Patrie

 Ce texte sur la patrie est tiré d'un long article de John Hare intitulé: Pays, patrie, nation

Du latin “patria”, le mot patrie signifie pays de naissance. Nicot, en 1606, et l'Académie française, en 1694, ne don rient que ce sens du mot. Le grand prédicateur Bossuet s'étend longuement sur l'amour qu'on doit à la patrie:

 (1680) ‑ Ainsi la société humaine demande qu'on aime la terre où l'on habite ensemble; on s'y attache, et cela unit. C'est ce que les latins appellent caritas patrii soli, l'amour de la patrie; et ils la regardent comme un lien entre les hommes.

BOSSUET, Politique tirée des propres paroles de l'Ecriture Sainte, livre I, art. 11, 3e prop.

Or, si la société humaine demande qu'on aime la terre où l'on est né, la notion de patrie d'adoption, d'élection, commence à se faire jour:

(1685) ‑ (Patrie) c'est le pays où l'on a pris naissance. Cette passion que les hommes ont pour le lieu de leur naissance a sa source dans la nature, & qui croit insensiblement avec nous. Chacun aime sa patrie comme l'origine de son être ( ... )

Il y a des patries d'élection aussi bien que de naissance, & l'on prend souvent plus d'affection pour le pays où l'on va s'habituer que pour celui de la naissance.
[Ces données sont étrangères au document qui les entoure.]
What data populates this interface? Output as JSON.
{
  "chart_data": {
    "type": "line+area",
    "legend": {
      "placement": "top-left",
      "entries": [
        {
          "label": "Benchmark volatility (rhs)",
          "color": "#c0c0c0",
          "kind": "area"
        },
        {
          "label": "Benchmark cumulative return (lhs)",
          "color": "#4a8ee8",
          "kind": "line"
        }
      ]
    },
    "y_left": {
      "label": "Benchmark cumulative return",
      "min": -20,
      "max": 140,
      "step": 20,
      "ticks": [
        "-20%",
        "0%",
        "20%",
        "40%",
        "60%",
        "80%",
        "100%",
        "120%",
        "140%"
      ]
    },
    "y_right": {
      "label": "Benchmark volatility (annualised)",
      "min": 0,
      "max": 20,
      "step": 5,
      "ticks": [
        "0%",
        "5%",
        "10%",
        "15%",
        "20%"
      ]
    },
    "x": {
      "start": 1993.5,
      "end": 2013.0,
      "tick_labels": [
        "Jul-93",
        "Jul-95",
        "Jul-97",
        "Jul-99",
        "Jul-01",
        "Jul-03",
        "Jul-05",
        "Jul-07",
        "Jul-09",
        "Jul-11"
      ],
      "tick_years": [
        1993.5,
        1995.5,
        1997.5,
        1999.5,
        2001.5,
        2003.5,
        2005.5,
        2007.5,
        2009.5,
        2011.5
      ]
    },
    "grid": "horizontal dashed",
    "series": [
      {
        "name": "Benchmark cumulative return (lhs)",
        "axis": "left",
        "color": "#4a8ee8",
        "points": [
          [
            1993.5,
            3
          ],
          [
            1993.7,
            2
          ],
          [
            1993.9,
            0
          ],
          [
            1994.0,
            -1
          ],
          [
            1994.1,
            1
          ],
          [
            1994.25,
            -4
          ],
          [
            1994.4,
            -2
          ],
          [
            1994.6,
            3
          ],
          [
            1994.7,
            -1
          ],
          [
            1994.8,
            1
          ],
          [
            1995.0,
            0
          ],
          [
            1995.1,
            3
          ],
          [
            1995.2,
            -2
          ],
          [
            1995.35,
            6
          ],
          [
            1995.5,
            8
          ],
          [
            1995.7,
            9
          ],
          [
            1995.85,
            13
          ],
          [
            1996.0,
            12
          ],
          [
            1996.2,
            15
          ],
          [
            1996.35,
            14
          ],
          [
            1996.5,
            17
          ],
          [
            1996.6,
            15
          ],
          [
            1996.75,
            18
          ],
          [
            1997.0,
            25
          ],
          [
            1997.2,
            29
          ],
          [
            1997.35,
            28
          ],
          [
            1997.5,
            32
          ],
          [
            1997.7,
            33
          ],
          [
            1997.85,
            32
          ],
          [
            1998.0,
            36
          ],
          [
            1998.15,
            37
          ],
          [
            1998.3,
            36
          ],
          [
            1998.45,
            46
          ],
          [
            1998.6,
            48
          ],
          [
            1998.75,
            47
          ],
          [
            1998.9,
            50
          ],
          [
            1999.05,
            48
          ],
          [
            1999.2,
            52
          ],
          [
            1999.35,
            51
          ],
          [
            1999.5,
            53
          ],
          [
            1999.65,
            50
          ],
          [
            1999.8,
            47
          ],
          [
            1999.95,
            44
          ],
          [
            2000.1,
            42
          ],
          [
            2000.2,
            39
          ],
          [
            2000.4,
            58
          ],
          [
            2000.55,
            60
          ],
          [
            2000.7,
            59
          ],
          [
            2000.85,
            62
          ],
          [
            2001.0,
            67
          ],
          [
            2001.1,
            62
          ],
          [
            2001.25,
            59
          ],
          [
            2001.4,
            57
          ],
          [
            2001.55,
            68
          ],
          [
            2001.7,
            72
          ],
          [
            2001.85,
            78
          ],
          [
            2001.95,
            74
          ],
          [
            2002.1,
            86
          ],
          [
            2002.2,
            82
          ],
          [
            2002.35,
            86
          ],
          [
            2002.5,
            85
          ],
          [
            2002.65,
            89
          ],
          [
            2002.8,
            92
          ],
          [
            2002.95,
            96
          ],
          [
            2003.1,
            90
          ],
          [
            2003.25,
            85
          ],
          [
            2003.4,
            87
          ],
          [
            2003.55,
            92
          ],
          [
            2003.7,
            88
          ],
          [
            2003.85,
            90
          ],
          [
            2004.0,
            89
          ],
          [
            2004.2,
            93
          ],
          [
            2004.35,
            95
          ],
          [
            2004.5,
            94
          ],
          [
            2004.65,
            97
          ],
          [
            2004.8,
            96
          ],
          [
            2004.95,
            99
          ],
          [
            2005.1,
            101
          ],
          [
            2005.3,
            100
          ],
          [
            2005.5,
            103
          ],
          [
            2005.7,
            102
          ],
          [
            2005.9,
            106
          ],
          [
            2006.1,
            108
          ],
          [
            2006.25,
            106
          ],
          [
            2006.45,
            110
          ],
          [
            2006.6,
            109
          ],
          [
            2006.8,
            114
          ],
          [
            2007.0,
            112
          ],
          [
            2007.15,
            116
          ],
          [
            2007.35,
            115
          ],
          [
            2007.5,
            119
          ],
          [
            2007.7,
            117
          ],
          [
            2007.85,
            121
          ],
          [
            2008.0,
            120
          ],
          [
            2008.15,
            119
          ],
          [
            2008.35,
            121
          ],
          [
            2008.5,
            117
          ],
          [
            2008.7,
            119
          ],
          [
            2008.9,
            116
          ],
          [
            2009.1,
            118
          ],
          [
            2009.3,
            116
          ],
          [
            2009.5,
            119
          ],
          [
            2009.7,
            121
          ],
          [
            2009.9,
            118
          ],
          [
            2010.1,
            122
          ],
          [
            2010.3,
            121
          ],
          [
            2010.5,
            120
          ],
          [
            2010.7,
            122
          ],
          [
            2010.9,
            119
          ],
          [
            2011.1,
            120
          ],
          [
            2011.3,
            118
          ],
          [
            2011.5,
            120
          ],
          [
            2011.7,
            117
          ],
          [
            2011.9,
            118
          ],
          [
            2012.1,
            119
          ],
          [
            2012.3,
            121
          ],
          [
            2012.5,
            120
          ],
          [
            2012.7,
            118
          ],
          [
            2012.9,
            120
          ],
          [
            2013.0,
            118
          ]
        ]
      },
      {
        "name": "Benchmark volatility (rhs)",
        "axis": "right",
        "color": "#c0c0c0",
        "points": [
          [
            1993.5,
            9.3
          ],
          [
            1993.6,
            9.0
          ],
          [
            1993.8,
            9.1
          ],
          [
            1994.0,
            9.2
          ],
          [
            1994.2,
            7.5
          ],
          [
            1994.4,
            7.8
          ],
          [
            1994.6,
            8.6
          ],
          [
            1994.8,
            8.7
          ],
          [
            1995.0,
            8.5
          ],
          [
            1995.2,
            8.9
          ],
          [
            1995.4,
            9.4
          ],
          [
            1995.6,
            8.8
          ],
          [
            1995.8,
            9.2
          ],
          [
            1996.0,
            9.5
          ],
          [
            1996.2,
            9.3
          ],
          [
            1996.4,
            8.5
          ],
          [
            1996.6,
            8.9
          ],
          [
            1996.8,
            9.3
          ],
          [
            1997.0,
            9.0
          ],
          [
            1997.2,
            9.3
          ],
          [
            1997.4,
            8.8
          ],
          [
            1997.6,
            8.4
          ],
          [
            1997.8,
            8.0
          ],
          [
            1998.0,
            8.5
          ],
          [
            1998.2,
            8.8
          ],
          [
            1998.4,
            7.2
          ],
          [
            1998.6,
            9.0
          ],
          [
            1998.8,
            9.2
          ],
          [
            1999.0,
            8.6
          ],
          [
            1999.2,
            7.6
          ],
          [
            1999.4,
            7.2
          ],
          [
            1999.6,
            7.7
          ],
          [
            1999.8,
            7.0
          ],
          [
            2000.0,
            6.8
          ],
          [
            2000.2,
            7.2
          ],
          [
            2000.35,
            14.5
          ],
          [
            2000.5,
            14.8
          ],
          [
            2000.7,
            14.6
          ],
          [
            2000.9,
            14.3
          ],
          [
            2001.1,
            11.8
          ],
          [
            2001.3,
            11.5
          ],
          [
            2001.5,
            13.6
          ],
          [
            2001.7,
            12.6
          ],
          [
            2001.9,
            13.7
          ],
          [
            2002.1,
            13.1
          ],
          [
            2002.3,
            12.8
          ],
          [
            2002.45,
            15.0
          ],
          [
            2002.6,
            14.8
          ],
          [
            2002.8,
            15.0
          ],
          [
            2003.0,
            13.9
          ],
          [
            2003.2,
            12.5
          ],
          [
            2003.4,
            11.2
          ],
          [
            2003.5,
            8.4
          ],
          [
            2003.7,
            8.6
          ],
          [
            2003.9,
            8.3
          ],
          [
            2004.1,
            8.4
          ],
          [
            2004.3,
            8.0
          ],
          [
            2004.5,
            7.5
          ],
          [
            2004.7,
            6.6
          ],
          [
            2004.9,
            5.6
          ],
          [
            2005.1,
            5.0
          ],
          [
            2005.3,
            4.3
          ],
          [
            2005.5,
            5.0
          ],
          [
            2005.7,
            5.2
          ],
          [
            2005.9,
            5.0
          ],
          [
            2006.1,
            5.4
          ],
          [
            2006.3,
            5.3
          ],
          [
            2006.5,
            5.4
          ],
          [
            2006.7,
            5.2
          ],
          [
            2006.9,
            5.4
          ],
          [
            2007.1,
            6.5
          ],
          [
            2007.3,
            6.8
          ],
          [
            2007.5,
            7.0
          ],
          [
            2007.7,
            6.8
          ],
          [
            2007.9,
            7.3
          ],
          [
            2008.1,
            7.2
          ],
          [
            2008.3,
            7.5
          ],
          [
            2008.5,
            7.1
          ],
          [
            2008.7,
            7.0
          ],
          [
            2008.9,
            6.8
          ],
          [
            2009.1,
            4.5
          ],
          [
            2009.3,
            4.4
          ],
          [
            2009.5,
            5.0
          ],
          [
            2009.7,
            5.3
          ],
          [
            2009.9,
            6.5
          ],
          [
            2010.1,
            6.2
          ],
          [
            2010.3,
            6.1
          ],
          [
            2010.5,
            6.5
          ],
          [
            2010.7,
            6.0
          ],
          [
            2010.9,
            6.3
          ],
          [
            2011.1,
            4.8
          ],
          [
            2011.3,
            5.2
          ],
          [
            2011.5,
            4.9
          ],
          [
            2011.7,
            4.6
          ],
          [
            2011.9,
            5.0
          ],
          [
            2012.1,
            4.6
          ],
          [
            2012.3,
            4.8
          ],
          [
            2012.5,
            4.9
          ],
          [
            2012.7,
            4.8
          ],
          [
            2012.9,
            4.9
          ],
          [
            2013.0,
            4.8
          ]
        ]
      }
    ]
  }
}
DE ROCHEFORT, Dictionnaire général et curieux.

                          La Bruyère écrit en 1688: “il n'y a point de patrie dans le despotisme”. (les Caractères, chap. X.) C'est ainsi qu'au 18e siècle, le mot patrie s'applique de plus en plus à la terre des hommes libres:

(1748) ‑ Dans le gouvernement monarchique, L’État subsiste indépendamment de l'amour pour la patrie ( ... ) L'amour de la patrie conduit à la bonté des moeurs, et la bonté des moeurs mène à l'amour de la patrie.

MONTESQUIEU, De l'esprit des lois, livre III, chap. 5.

 Il faut qu'on ait des droits dans une patrie; Voltaire et Rousseau se rencontrent sur ce point. (L'Encyclopédie, en 1765, écrit que “ceux qui vivent sous le despotisme oriental n'ont point de patrie, et n'en connaissent même pas le mot, qui est la véritable expression du bonheur”.) Or, pour Voltaire, la patrie n'est pas le pays natal, ni le lieu où l'on vit, mais plutôt celui où “on est bien”. (Dictionnaire philosophique, article “patrie”.) Rousseau, au contraire, défend le sens ancien du mot, s'élevant contre les cosmopolites qui “se vantent d'aimer tout le monde, pour avoir le droit de n'aimer personne”.(Contrat social, 1762.)

 

Pour lui, l'amour de la patrie (le pays natal) rend les hommes vertueux, heureux et libres:

 (1764) ‑ Voulons‑nous que les peuples soient vertueux? Com­mençons par leur faire aimer la patrie: mais comment l'ai­meront‑ils, si la patrie n'est rien de plus, pour eux, que pour les étrangers, et qu'elle ne leur accorde que ce qu'elle peut ne refuser à personne? Ce serait bien s'ils n'y jouissaient pas même de la sûreté civile, et que leurs biens, leur vie ou leur liberté fussent à la discrétion des hommes puissants, sans qu'il leur fût possible ou permis d'oser réclamer les lois. Alors, soumis aux devoirs de l'état civil, sans jouir, même, des droits de l'état de nature et sans pouvoir employer leurs forces pour se défendre, ils seraient par conséquent dans la pire condition où se puissent trouver des hommes libres, et le mot patrie ne pourrait avoir pour eux qu'un sens odieux ou ridicule.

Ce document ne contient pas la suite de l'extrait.